Il a aussi imaginé le coffret et même participé à la confection du champagne, souhaitant proposer un vin minimaliste et sain, lui qui ne boit plus de champagnes dosés depuis vingt ans, ni vins avec sulfites ajoutés. «C’est un projet un peu fou pour notre maison classique. Une petite révolution. Le champagne qui découle de cuvées vintage reste rond malgré son absence de dosage, ce qui est rare. Les femmes apprécient les calories réduites», relève Martin Barak, directeur général de Maisons Marques et Domaines, qui représente Louis Roederer en Suisse.

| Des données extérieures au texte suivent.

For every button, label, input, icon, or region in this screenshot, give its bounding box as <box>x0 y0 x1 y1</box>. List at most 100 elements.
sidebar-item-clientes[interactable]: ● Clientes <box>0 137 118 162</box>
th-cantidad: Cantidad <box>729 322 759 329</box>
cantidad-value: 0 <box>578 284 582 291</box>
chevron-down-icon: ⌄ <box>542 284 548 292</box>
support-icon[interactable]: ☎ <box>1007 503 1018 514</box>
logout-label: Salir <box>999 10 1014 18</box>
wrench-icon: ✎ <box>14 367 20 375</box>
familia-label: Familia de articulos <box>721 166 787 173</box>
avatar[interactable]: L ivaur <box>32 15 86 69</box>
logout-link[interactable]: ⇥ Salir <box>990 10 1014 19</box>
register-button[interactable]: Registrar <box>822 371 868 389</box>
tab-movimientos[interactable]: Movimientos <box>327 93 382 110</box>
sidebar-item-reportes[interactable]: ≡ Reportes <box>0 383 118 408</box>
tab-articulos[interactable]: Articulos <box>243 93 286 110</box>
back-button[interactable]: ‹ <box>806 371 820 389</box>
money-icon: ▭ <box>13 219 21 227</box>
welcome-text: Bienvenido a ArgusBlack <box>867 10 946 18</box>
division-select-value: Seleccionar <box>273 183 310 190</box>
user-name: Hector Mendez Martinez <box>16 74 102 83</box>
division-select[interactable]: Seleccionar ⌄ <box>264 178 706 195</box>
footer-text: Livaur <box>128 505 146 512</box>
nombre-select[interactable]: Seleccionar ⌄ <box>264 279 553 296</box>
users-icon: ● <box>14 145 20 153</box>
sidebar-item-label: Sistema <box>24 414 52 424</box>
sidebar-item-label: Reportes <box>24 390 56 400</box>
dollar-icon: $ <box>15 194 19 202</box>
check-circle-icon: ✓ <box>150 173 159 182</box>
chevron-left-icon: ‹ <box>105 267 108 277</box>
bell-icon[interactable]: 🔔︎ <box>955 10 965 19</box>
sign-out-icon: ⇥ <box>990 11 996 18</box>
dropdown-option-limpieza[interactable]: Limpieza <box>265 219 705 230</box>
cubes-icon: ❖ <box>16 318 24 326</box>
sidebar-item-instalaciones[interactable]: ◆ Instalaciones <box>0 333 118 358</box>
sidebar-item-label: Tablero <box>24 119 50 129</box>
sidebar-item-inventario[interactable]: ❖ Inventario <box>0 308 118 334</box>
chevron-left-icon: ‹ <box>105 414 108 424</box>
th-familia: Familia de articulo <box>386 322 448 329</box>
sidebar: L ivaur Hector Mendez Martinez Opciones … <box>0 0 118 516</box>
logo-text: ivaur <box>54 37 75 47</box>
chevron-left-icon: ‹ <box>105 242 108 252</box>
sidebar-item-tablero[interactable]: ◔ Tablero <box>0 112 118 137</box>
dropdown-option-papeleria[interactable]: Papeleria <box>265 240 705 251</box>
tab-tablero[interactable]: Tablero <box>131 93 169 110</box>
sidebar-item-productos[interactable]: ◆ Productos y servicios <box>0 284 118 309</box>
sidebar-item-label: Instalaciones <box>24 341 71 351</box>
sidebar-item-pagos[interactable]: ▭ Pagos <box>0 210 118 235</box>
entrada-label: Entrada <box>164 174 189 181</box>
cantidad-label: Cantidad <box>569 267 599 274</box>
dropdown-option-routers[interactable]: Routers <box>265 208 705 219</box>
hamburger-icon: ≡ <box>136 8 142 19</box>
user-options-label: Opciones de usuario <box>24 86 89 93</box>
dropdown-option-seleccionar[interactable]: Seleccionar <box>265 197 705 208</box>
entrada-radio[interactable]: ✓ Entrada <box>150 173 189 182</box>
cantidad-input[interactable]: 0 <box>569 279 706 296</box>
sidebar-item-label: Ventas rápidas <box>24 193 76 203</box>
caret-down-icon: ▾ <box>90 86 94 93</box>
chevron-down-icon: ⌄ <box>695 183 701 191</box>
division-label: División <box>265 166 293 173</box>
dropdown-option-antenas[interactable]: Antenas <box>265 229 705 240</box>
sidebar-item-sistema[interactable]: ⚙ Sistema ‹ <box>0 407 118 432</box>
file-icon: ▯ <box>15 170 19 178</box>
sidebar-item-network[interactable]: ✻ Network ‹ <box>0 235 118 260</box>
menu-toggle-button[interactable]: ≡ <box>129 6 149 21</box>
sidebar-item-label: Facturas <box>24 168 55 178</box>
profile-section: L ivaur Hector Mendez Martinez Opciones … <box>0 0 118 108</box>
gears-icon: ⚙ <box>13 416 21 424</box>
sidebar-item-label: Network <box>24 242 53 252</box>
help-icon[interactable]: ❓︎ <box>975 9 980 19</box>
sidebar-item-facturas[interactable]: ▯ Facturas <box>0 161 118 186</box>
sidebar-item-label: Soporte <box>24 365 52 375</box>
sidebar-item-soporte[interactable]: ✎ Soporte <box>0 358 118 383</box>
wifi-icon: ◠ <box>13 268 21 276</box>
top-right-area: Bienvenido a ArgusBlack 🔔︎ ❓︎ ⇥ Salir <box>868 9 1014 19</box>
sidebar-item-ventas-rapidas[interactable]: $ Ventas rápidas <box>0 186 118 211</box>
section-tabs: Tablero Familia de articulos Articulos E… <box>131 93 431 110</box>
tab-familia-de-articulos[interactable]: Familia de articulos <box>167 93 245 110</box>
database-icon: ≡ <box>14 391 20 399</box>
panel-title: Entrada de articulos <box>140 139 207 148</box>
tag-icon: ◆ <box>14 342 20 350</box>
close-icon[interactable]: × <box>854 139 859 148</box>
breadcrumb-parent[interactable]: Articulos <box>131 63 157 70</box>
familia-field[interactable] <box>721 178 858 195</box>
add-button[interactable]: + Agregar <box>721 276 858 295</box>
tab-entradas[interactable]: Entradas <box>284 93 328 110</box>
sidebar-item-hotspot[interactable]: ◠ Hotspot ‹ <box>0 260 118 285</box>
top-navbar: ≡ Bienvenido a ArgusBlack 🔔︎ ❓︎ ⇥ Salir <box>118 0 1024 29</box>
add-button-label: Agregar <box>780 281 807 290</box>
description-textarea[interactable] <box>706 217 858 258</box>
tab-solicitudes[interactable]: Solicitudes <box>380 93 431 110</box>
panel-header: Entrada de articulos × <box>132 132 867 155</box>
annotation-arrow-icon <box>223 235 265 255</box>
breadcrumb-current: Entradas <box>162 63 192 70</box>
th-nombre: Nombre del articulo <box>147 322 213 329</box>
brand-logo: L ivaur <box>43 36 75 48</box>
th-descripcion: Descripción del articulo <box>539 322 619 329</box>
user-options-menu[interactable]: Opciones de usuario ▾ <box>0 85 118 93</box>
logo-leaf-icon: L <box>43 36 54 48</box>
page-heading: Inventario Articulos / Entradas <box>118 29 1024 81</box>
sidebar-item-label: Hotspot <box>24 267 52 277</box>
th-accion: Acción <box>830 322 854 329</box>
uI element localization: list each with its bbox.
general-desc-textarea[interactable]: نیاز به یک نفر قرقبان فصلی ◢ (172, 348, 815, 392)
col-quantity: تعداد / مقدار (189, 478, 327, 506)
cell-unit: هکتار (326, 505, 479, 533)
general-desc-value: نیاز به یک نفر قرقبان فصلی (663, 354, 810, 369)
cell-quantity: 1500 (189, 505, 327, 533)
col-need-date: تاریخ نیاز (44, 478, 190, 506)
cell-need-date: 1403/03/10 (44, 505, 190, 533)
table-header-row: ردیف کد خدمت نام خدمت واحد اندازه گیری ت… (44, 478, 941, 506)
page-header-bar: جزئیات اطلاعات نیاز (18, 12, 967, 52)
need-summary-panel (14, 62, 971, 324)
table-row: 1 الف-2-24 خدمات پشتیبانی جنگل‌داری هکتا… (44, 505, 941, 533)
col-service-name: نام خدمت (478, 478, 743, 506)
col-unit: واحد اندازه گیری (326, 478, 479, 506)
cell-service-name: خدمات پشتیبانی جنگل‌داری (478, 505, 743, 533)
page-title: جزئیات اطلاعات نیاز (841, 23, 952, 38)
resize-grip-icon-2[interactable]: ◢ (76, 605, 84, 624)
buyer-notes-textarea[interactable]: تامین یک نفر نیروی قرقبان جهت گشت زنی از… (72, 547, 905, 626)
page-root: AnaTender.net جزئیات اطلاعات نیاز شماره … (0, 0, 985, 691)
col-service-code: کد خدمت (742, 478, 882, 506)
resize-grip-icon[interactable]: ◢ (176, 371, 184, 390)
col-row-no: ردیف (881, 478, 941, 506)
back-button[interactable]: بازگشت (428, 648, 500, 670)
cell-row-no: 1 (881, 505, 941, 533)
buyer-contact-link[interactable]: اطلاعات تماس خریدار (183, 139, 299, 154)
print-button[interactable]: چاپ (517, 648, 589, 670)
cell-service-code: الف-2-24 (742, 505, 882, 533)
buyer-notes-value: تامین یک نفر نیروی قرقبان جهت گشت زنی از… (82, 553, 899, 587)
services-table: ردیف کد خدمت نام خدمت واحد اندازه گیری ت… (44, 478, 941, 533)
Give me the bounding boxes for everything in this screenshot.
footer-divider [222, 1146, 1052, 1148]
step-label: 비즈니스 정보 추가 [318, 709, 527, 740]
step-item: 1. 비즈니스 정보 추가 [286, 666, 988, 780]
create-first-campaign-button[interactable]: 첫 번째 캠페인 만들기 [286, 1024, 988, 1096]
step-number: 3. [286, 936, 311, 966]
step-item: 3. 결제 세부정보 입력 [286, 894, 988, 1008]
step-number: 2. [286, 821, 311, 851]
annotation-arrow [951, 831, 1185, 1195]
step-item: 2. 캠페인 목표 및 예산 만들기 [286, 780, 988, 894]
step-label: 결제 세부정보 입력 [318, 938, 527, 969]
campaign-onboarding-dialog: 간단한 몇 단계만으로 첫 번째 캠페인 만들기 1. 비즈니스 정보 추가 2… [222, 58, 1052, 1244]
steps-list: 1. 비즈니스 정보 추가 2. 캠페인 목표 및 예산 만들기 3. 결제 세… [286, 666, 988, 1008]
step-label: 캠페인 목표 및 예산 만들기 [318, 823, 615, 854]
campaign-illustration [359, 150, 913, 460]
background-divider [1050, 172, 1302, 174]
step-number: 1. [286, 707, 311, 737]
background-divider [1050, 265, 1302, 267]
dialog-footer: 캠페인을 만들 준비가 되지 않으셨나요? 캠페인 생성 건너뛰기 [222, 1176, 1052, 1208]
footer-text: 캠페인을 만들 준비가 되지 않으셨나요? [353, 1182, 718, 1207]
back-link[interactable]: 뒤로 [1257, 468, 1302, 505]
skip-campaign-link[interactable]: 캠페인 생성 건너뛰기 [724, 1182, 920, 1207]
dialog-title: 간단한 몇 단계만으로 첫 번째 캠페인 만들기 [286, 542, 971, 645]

La maison de champagne Ayala propose un brut nature depuis 2005, à hauteur d’environ 60 000 bouteilles par année, soit un peu moins de 10% de sa production. Veuve Clicquot vient de présenter l’Extra Brut Extra Old, une cuvée assemblée en exclusivité à partir des vins de réserve des années 1988, 1996, 2006, 2008, 2009 et 2010, sélectionnés pour leur fraîcheur, leur générosité et leur structure. Le mélange dispose d’un très faible dosage de 3 grammes par litre, soit juste à cheval entre la catégorie brut nature et extra-brut.

Equilibre parfait

«L’air du temps est effectivement aux champagnes plus nus qui mettent en valeur les qualités intrinsèques du vin et de son terroir. Sa minéralité et ses arômes sont mieux perçus. Du coup, c’est un peu une décharge d’électricité sur les papilles. On aime ou on n’aime pas, souligne Philippe-Alexandre Bernatchez, responsable marketing chez Ayala. Quand on met du dosage, on peut masquer les imperfections et édulcorer la source. D’où l’importance de trouver l’équilibre parfait entre l’acidité et la maturité des raisins au moment de l’élaboration.» Si certaines maisons produisent leur brut nature chaque année, d’autres guettent à chaque récolte les conditions idéales. Laurent-Perrier n’a produit que douze cuvées de son Ultra Brut depuis 1981.

En termes d’accord mets-vins, les bruts natures gagnent à être dégustés avec des produits de la mer sans artifice, simplement posés sur la table: une ronde d’huîtres, sashimis, oursins, caviar. Pour des repas plus copieux: un tartare de saumon, un carpaccio de coquilles Saint-Jacques ou un tartare de veau suivi d’un plat thaïlandais parfumé à la coriandre et à la citronnelle, puis d’un fromage de chèvre frais. Les puristes l’aiment en apéritif, avec juste quelques morceaux d’un vieux parmesan ou de tranches de pata negra pour leur côté salin, les bruts nature ayant une capacité phénoménale à rafraîchir la bouche et ouvrir les papilles. Alors, que la nature soit.